Fig. 4. Serotonin facilitates axon regrowth of spinal interneurons via 5-HT_1B receptor.

a Collection of five spinal segments rostral or caudal to the injury site from wild-type (WT) SCI fish and corresponding segments from uninjured fish (n = 3 fish for each group) for RNA-seq (N = 4–5 libraries in each group). b Heatmap of mean FPKM values showing differentially expressed serotonin related genes after SCI. Differential expression analysis was performed between two groups (Ctrl versus 1-/2-/4-/6 wpi) using the DESeq2 (adjusted P-value < 0.05 after Benjamini and Hochberg’s approach). c Immunohistochemistry images show the distribution of 5-HT⁺ ISNs and RD⁺ retrogradely labeled axon-regrown spinal interneurons in WT and htr1b^−/− SCI fish. d Quantification of WT (gray dots) and htr1b^−/− (red dots) SCI fish ISNs numbers in the region of 500 μm covering the injury site; free swimming speed; maximum speed; axon-regrown spinal interneuron numbers; regrown axon density and EMG recording of R–C time lag versus swimming frequency. e Immunohistochemistry images show the RD⁺ retrogradely labeled axon-regrown spinal interneurons in Tg(vglut2a:Gal4;UAS:GFP) (upper) and Tg(glyt2:GFP) (lower) SCI fish.

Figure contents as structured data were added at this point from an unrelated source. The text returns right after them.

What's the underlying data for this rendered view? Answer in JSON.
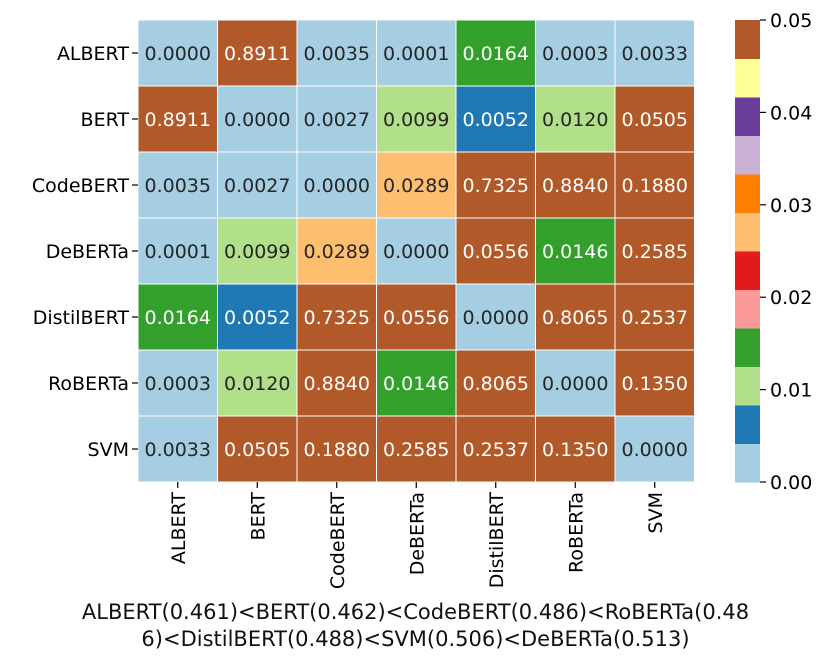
{
  "chart_data": {
    "type": "heatmap",
    "rows": [
      "ALBERT",
      "BERT",
      "CodeBERT",
      "DeBERTa",
      "DistilBERT",
      "RoBERTa",
      "SVM"
    ],
    "columns": [
      "ALBERT",
      "BERT",
      "CodeBERT",
      "DeBERTa",
      "DistilBERT",
      "RoBERTa",
      "SVM"
    ],
    "values": [
      [
        0.0,
        0.8911,
        0.0035,
        0.0001,
        0.0164,
        0.0003,
        0.0033
      ],
      [
        0.8911,
        0.0,
        0.0027,
        0.0099,
        0.0052,
        0.012,
        0.0505
      ],
      [
        0.0035,
        0.0027,
        0.0,
        0.0289,
        0.7325,
        0.884,
        0.188
      ],
      [
        0.0001,
        0.0099,
        0.0289,
        0.0,
        0.0556,
        0.0146,
        0.2585
      ],
      [
        0.0164,
        0.0052,
        0.7325,
        0.0556,
        0.0,
        0.8065,
        0.2537
      ],
      [
        0.0003,
        0.012,
        0.884,
        0.0146,
        0.8065,
        0.0,
        0.135
      ],
      [
        0.0033,
        0.0505,
        0.188,
        0.2585,
        0.2537,
        0.135,
        0.0
      ]
    ],
    "value_labels": [
      [
        "0.0000",
        "0.8911",
        "0.0035",
        "0.0001",
        "0.0164",
        "0.0003",
        "0.0033"
      ],
      [
        "0.8911",
        "0.0000",
        "0.0027",
        "0.0099",
        "0.0052",
        "0.0120",
        "0.0505"
      ],
      [
        "0.0035",
        "0.0027",
        "0.0000",
        "0.0289",
        "0.7325",
        "0.8840",
        "0.1880"
      ],
      [
        "0.0001",
        "0.0099",
        "0.0289",
        "0.0000",
        "0.0556",
        "0.0146",
        "0.2585"
      ],
      [
        "0.0164",
        "0.0052",
        "0.7325",
        "0.0556",
        "0.0000",
        "0.8065",
        "0.2537"
      ],
      [
        "0.0003",
        "0.0120",
        "0.8840",
        "0.0146",
        "0.8065",
        "0.0000",
        "0.1350"
      ],
      [
        "0.0033",
        "0.0505",
        "0.1880",
        "0.2585",
        "0.2537",
        "0.1350",
        "0.0000"
      ]
    ],
    "colorscale": {
      "type": "discrete",
      "min": 0.0,
      "max": 0.05,
      "colors": [
        "#a6cee3",
        "#1f78b4",
        "#b2df8a",
        "#33a02c",
        "#fb9a99",
        "#e31a1c",
        "#fdbf6f",
        "#ff7f00",
        "#cab2d6",
        "#6a3d9a",
        "#ffff99",
        "#b15928"
      ],
      "ticks": [
        0.0,
        0.01,
        0.02,
        0.03,
        0.04,
        0.05
      ],
      "tick_labels": [
        "0.00",
        "0.01",
        "0.02",
        "0.03",
        "0.04",
        "0.05"
      ]
    },
    "caption": [
      "ALBERT(0.461)<BERT(0.462)<CodeBERT(0.486)<RoBERTa(0.48",
      "6)<DistilBERT(0.488)<SVM(0.506)<DeBERTa(0.513)"
    ],
    "title": "",
    "xlabel": "",
    "ylabel": ""
  }
}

Expanded images of yellow dash-line boxes show RD co-labeling with vlgut2a:GFP or glyt2:GFP (arrowheads) indicating axon-regrown excitatory or inhibitory interneurons. f Number of axon-regrown excitatory and inhibitory interneurons expressed as a percentage of RD⁺ neuron numbers after SCI, and comparison with the proportions of uninjured fish. g, h FAC-sorting of axon-regrown excitatory interneurons (vglut2a:GFP⁺/RD⁺) and non-labeled excitatory interneurons (vglut2a:GFP⁺/RD⁻) from uninjured and SCI fish (g) for detection of relative htr1b expression (h). i Illustration of the in vitro spinal cord preparation for whole-cell patch-clamp recording. j Mean data of electrophysiological properties of axon-regrown excitatory interneurons in SCI fish with WT and htr1b^−/− background. k Morphology of recorded axon-regrown excitatory interneurons filled with neurobiotin. Soma size (red dashed lines), the initial 20 μm length and thickness of axon (red line) are highlighted in top left image and used for morphology analysis. l Quantification of axon size of recorded axon-regrown excitatory interneurons. All data are presented as mean ± SD. *P < 0.05, **P < 0.01, ***P < 0.001, ****P < 0.0001, significant difference. For detailed statistics, see Supplementary Table 1.